Durante los primeros meses del curso trabé amistad con una compañera de clase que había experimentado un cambio espectacular: en muy pocos meses había perdido veintiocho kilos. Se paseaba con su minifalda de ante verde y el nuevo novio de la mano, y no parecía dar importancia a su popularidad recién adquirida. De alguna manera, poseía la conciencia de habérselo merecido.

Hablábamos de dietas y de nuestros cuerpos en algunas ocasiones, durante las clases más aburridas, y ella insistía en que las dos estábamos igualmente delgadas. Con nuestros pesos y estaturas, la proporción debía de ser más o menos la misma, pero a mí no me lo parecía, porque el estar delgada incluía otro puñado de cosas: lograr más amigas, salir con un chico y ganar seguridad.
Yo
no había conseguido ninguna de ellas.

Además, admiraba su constancia. Imaginaba el trabajo y el sacrificio de despojarse de casi treinta kilos. Ella afirmaba que no había seguido ningún régimen: su metabolismo se había ajustado súbitamente, y aun comiendo lo mismo, había adelgazado.

Comía su bocadillo en el descanso, como las demás, y yo la envidié, pensando que la naturaleza era, una vez más, caprichosa en sus dones y en sus castigos.

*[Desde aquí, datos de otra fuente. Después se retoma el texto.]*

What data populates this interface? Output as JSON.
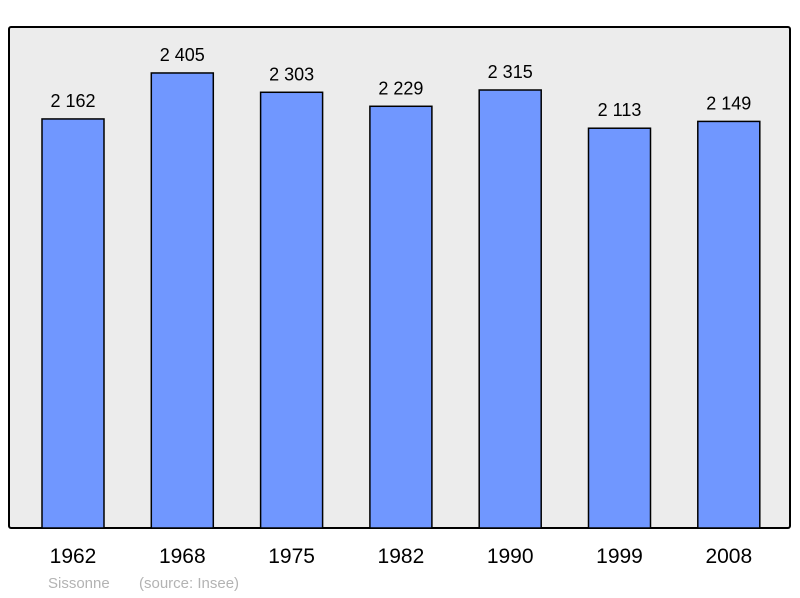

Desde que había adelgazado yo mantenía una semidieta: cenaba un yogur, o un poco de sopa, y fruta. Mi familia parecía satisfecha, y yo no insistía demasiado en la comida, aunque la alegría de pesar cincuenta kilos se había ido disipando: no me gustaban mis piernas, un poco regordetas, ni mi espalda, que aún se resentía de la escoliosis. Pero pensé que si era capaz de librarme de otros dos kilos, los problemas desaparecerían: mis muslos perderían volumen, y ya no escondería instintivamente el pecho hundiendo la espalda.